On January 17, a Ukrainian freelance journalist, Ruslan Kotsaba, released a 13-minute video address to Ukrainian President Petro Poroshenko, in which he refused to “go to the civil war to kill my compatriots,” and declared his preparedness to “serve from two to five years in jail” for dodging military service (YouTube, January 17). The journalist’s message was a bombshell, given that he had previously reported from the frontline for domestic media outlets and is mainly based out of the western Ukrainian city of Ivano-Frankivsk, whose residents are generally considered extremely patriotic. Later, Kotsaba backtracked a little, stating that he would “be the first” to join the army, if the authorities in Kyiv declare martial law in the country, clearly identify Ukraine’s enemy, and break diplomatic relations with it. “And the production of wafer rolls by the two new process lines of the Lipetsk-based Roshen pastry plant [owned by Petro Poroshenko in Russia] should at least be suspended,” he added (BBC News–Ukrainian service, January 20).

By then, however, Kotsaba’s video had already been taken up as a pretext to trigger an online media action called “Mobilization Kills” (imitating the famous “Smoking Kills” informational campaign), intended to torpedo the government’s planned conscription drive (Ukrayinski Novyny, January 19).

The person behind the “Mobilization Kills” campaign was identified on the Internet as Yuriy Vakulenko. Although this Vakulenko had earlier locked his online media profile (Google Plus, accessed February 9), Ukraine’s only public figure of the same name is the Russian-born director of the Kyiv National Museum of Russian Art (Kmrm.com.ua, accessed February 9). Vakulenko became notorious in 2011 for attempting to raze the building of the National Restoration Center and replace it with a block of residential apartments (T-pravda.net, October 17, 2011), as well as for his collaboration with the Party of Regions during the 2012 local elections (Zhzh.info, October 12, 2012).
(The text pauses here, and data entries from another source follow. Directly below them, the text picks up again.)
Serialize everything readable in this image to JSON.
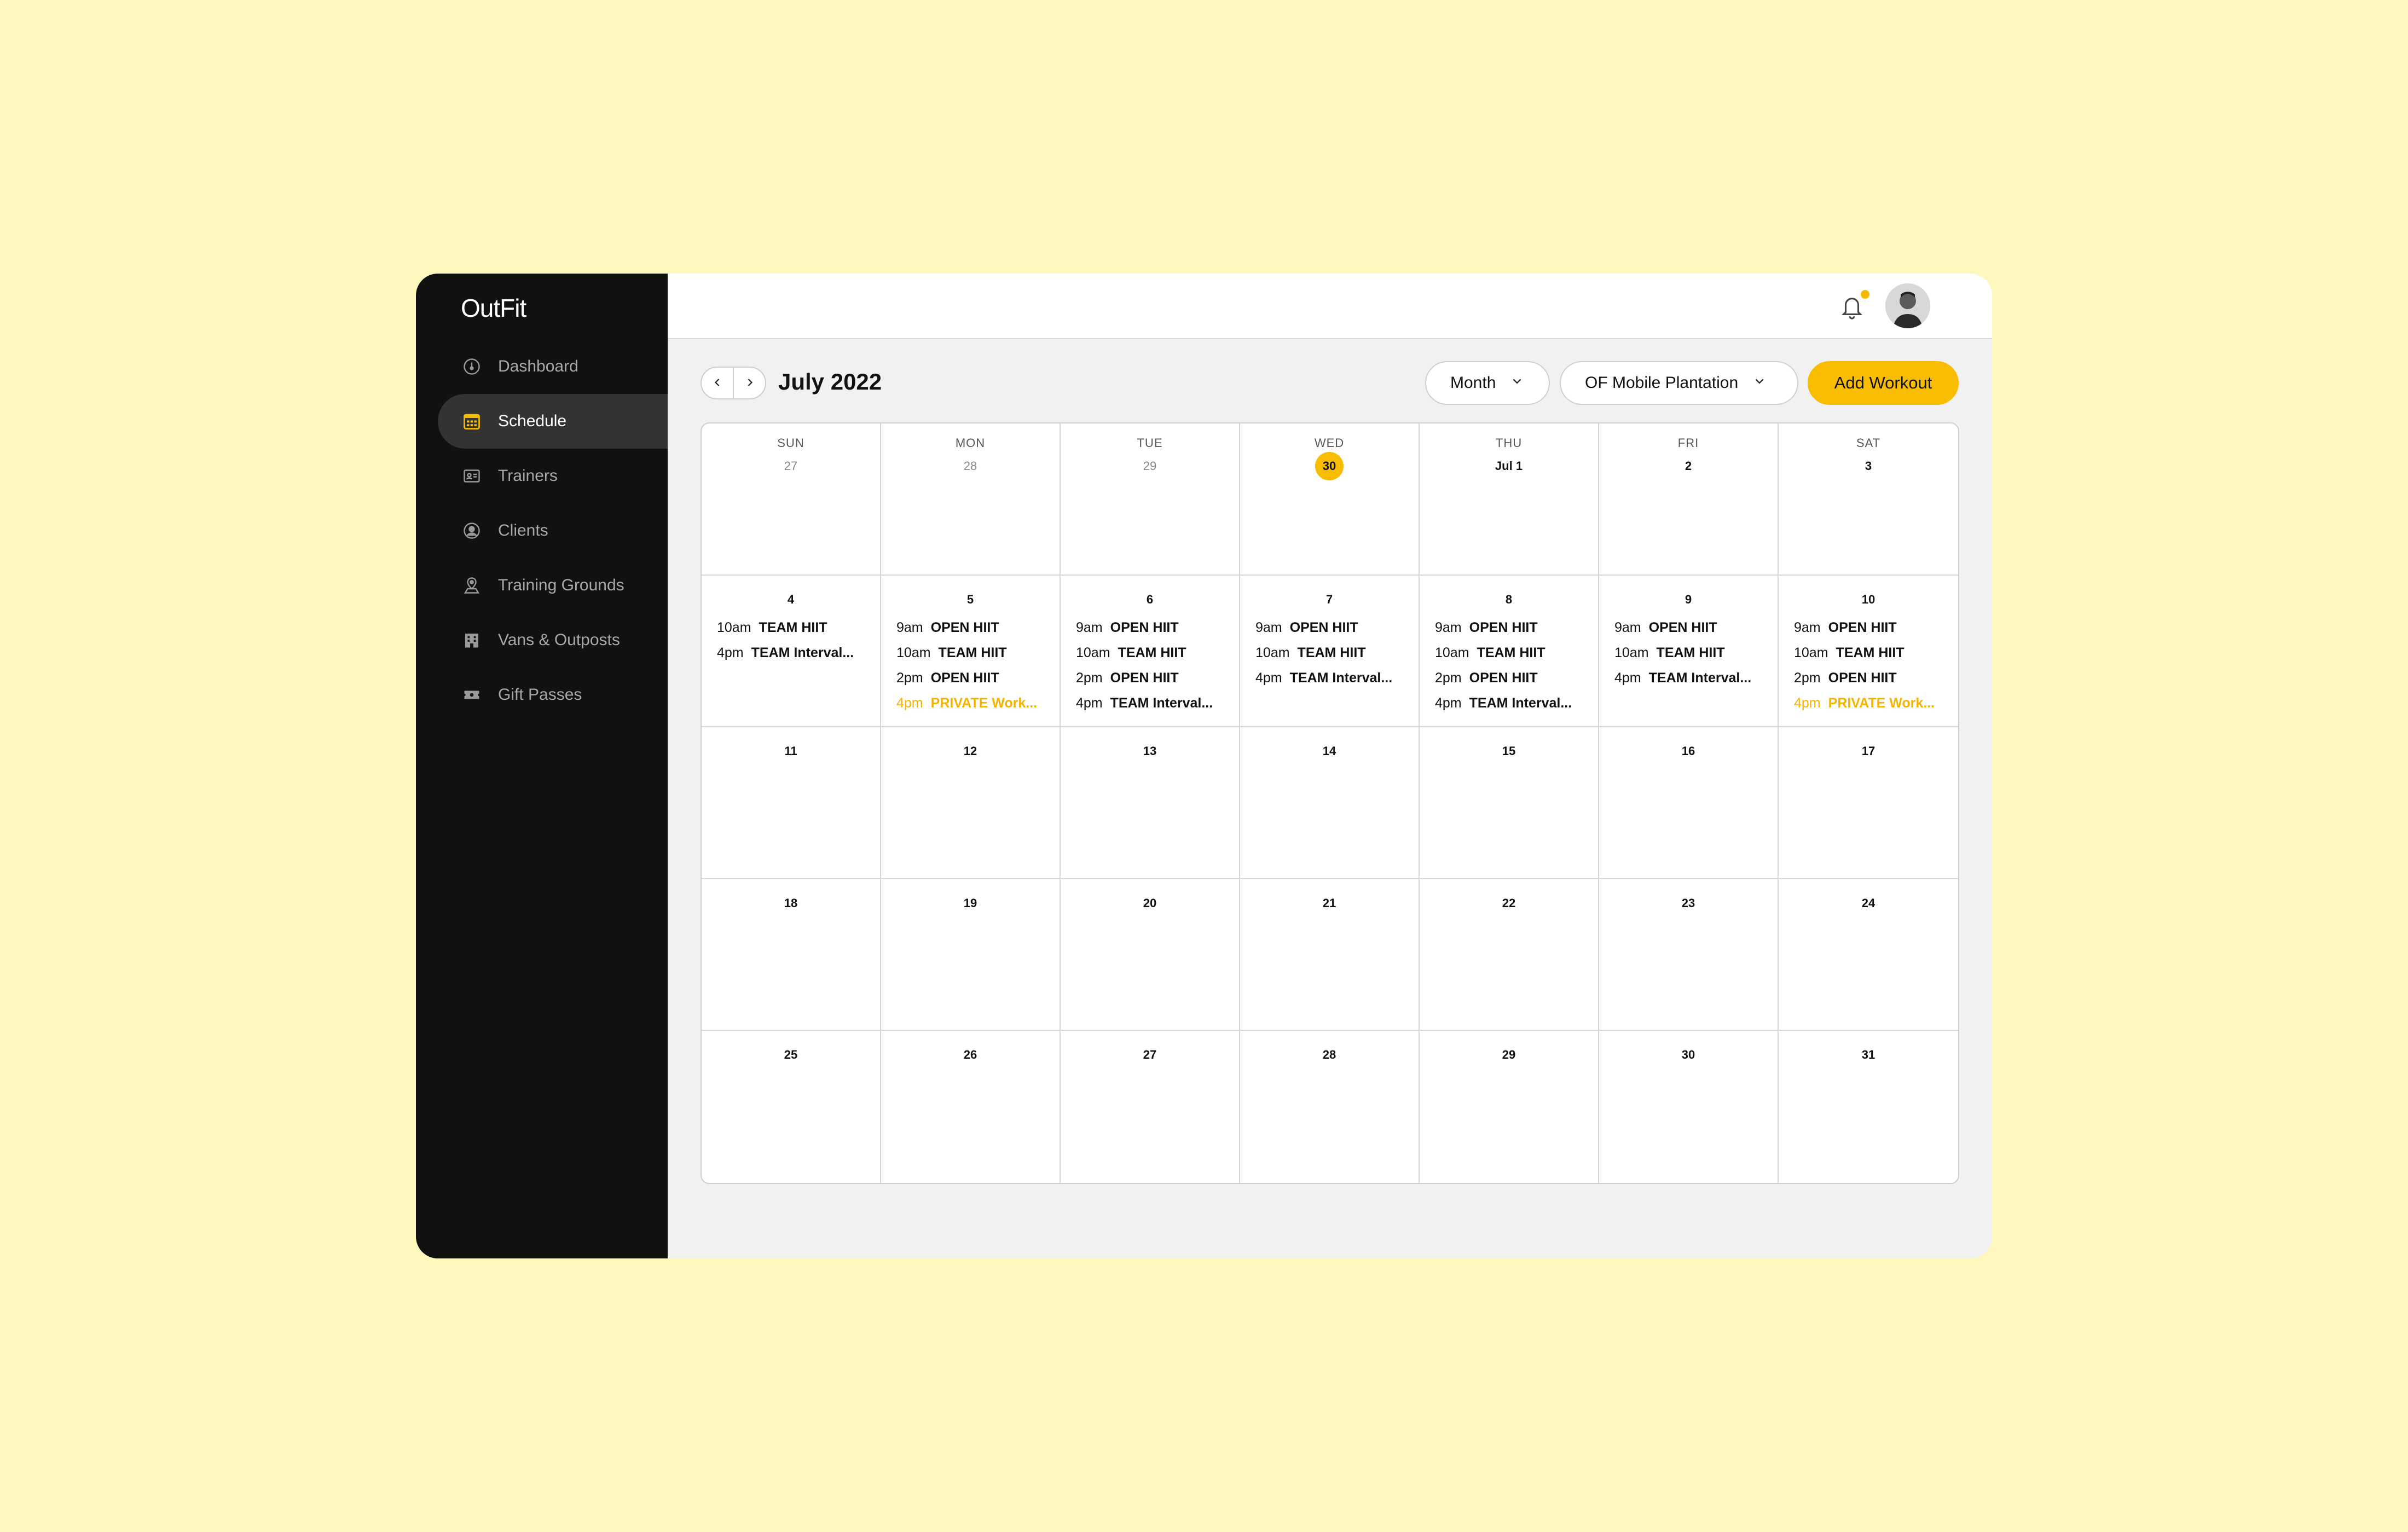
{
  "app": {
    "logo": "OutFit"
  },
  "colors": {
    "accent": "#F8BC00",
    "background": "#FEF7BE",
    "sidebar": "#111111"
  },
  "sidebar": {
    "items": [
      {
        "label": "Dashboard",
        "icon": "dashboard-icon",
        "active": false
      },
      {
        "label": "Schedule",
        "icon": "calendar-icon",
        "active": true
      },
      {
        "label": "Trainers",
        "icon": "id-card-icon",
        "active": false
      },
      {
        "label": "Clients",
        "icon": "user-circle-icon",
        "active": false
      },
      {
        "label": "Training Grounds",
        "icon": "map-pin-icon",
        "active": false
      },
      {
        "label": "Vans & Outposts",
        "icon": "building-icon",
        "active": false
      },
      {
        "label": "Gift Passes",
        "icon": "ticket-icon",
        "active": false
      }
    ]
  },
  "header": {
    "notification_icon": "bell-icon",
    "has_unread": true,
    "avatar": "user-avatar"
  },
  "toolbar": {
    "title": "July 2022",
    "view_select": "Month",
    "location_select": "OF Mobile Plantation",
    "add_button": "Add Workout"
  },
  "calendar": {
    "weekdays": [
      "SUN",
      "MON",
      "TUE",
      "WED",
      "THU",
      "FRI",
      "SAT"
    ],
    "days": [
      {
        "label": "27",
        "muted": true,
        "events": []
      },
      {
        "label": "28",
        "muted": true,
        "events": []
      },
      {
        "label": "29",
        "muted": true,
        "events": []
      },
      {
        "label": "30",
        "today": true,
        "events": []
      },
      {
        "label": "Jul 1",
        "events": []
      },
      {
        "label": "2",
        "events": []
      },
      {
        "label": "3",
        "events": []
      },
      {
        "label": "4",
        "events": [
          {
            "time": "10am",
            "name": "TEAM HIIT"
          },
          {
            "time": "4pm",
            "name": "TEAM Interval..."
          }
        ]
      },
      {
        "label": "5",
        "events": [
          {
            "time": "9am",
            "name": "OPEN HIIT"
          },
          {
            "time": "10am",
            "name": "TEAM HIIT"
          },
          {
            "time": "2pm",
            "name": "OPEN HIIT"
          },
          {
            "time": "4pm",
            "name": "PRIVATE Work...",
            "private": true
          }
        ]
      },
      {
        "label": "6",
        "events": [
          {
            "time": "9am",
            "name": "OPEN HIIT"
          },
          {
            "time": "10am",
            "name": "TEAM HIIT"
          },
          {
            "time": "2pm",
            "name": "OPEN HIIT"
          },
          {
            "time": "4pm",
            "name": "TEAM Interval..."
          }
        ]
      },
      {
        "label": "7",
        "events": [
          {
            "time": "9am",
            "name": "OPEN HIIT"
          },
          {
            "time": "10am",
            "name": "TEAM HIIT"
          },
          {
            "time": "4pm",
            "name": "TEAM Interval..."
          }
        ]
      },
      {
        "label": "8",
        "events": [
          {
            "time": "9am",
            "name": "OPEN HIIT"
          },
          {
            "time": "10am",
            "name": "TEAM HIIT"
          },
          {
            "time": "2pm",
            "name": "OPEN HIIT"
          },
          {
            "time": "4pm",
            "name": "TEAM Interval..."
          }
        ]
      },
      {
        "label": "9",
        "events": [
          {
            "time": "9am",
            "name": "OPEN HIIT"
          },
          {
            "time": "10am",
            "name": "TEAM HIIT"
          },
          {
            "time": "4pm",
            "name": "TEAM Interval..."
          }
        ]
      },
      {
        "label": "10",
        "events": [
          {
            "time": "9am",
            "name": "OPEN HIIT"
          },
          {
            "time": "10am",
            "name": "TEAM HIIT"
          },
          {
            "time": "2pm",
            "name": "OPEN HIIT"
          },
          {
            "time": "4pm",
            "name": "PRIVATE Work...",
            "private": true
          }
        ]
      },
      {
        "label": "11",
        "events": []
      },
      {
        "label": "12",
        "events": []
      },
      {
        "label": "13",
        "events": []
      },
      {
        "label": "14",
        "events": []
      },
      {
        "label": "15",
        "events": []
      },
      {
        "label": "16",
        "events": []
      },
      {
        "label": "17",
        "events": []
      },
      {
        "label": "18",
        "events": []
      },
      {
        "label": "19",
        "events": []
      },
      {
        "label": "20",
        "events": []
      },
      {
        "label": "21",
        "events": []
      },
      {
        "label": "22",
        "events": []
      },
      {
        "label": "23",
        "events": []
      },
      {
        "label": "24",
        "events": []
      },
      {
        "label": "25",
        "events": []
      },
      {
        "label": "26",
        "events": []
      },
      {
        "label": "27",
        "events": []
      },
      {
        "label": "28",
        "events": []
      },
      {
        "label": "29",
        "events": []
      },
      {
        "label": "30",
        "events": []
      },
      {
        "label": "31",
        "events": []
      }
    ]
  }
}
As the “Mobilization Kills” media action ramped up, inhabitants of Ukraine’s eastern regions began receiving thousands of online invitations to seminars and meetings against the planned call-up. All of them were sent from the same IP addresses. The Ukrainian Internet became drowned in propaganda materials demonstrating killed and captured Ukrainian soldiers, intimidating potential conscripts and their parents. As described by Ukrainian volunteer Roman Donyk, “In addition to the shooting war, there was an ideological one waged, as well. And the sabotage of minds is more frightening than a blown bridge…” (Facebook.com, January 28).

The online propaganda campaign, coupled with the unprovoked, full-scale armed offensive of the Moscow-backed separatists and Russian troops (that came after several months of low-level hostilities), has now fully elaborated Moscow’s plans: to round up and defeat Ukraine’s forces in Donbas (eastern region encompassing Donetsk and Luhansk provinces), while preventing the planned mobilization of new Ukrainian reserves (see EDM, February 2). As noted by Kyiv-based social psychologist Oleh Pakalchuk, the Kremlin-designed operation to frighten and distract Ukrainians has involved several facets. These have notably included broadcasting images on TV of humiliations, torture and murder of captured Ukrainian military men, as well as the shelling of residential blocks of eastern-Ukrainian cities such as Mariupil. This coastal city, in particular, shelters many Ukrainian citizens who had fled separatist-occupied territories in Donetsk and Luhansk (Pravda.com.ua, January 26).

Success in derailing Ukraine’s mobilization campaign would provide Moscow with an even stronger negotiating position from which to impose its peace terms on Kyiv. And Ukraine’s failure to strengthen its army and hold off the enemy would almost certainly force Kyiv’s military capitulation. Such an outcome, in turn, could provoke further political unrest in Ukraine and, quite likely, result in a new revolutionary regime change.

On the contrary, further successful development of Ukraine’s armed forces—and more broadly speaking, its entire military and industrial sector—would enable Kyiv to proceed with an all-encompassing defense of its frontiers, thus returning a significantly greater level of agency to the Ukrainian government in shaping and modifying its security and foreign policy agenda (Hvylya.net, January 26).

With such contradictory outcomes at stake, Moscow continues to heighten its efforts to politically destabilize Ukraine. Thus, Anatoliy Oliynyk, the governor of Vinnytsia province (central-western Ukraine) accused the Russian special services of orchestrating the seizure of administrative offices in the administrative capital (Vinnytsia) in December 2014 (Facebook.com, December 6, 2014). Russian agents apparently tried to undertake a similar operation in Zaporizhzhya, this past December (Pravda.com.ua, December 10, 2014). And in Kyiv, this February, the Russian media falsely reported that the Ukrainian presidential administration building had been stormed by a mob (RT, February 3). With Russia’s powerful presence within the Ukrainian media landscape, the Kremlin has been trying not only to derail Ukraine’s latest mobilization effort, but also to undermine the Ukrainian government itself, so as to inspire anti-government protests in Kyiv.

So far, these subversive Russian propaganda efforts appear to be backfiring. Ukrainian soldiers on the front lines continue to show sacrificial bravery as they defend their positions. And since the government announced its latest conscription drive, more than 3,700 young men have rushed to voluntarily sign up for military service—although a little over a quarter turned out to be unfit for military duty due to health reasons (President.gov.ua, February 6). Nevertheless, the nation is mobilizing in the face of an outside threat, forcing Moscow to steadily escalate its strategy of destabilization.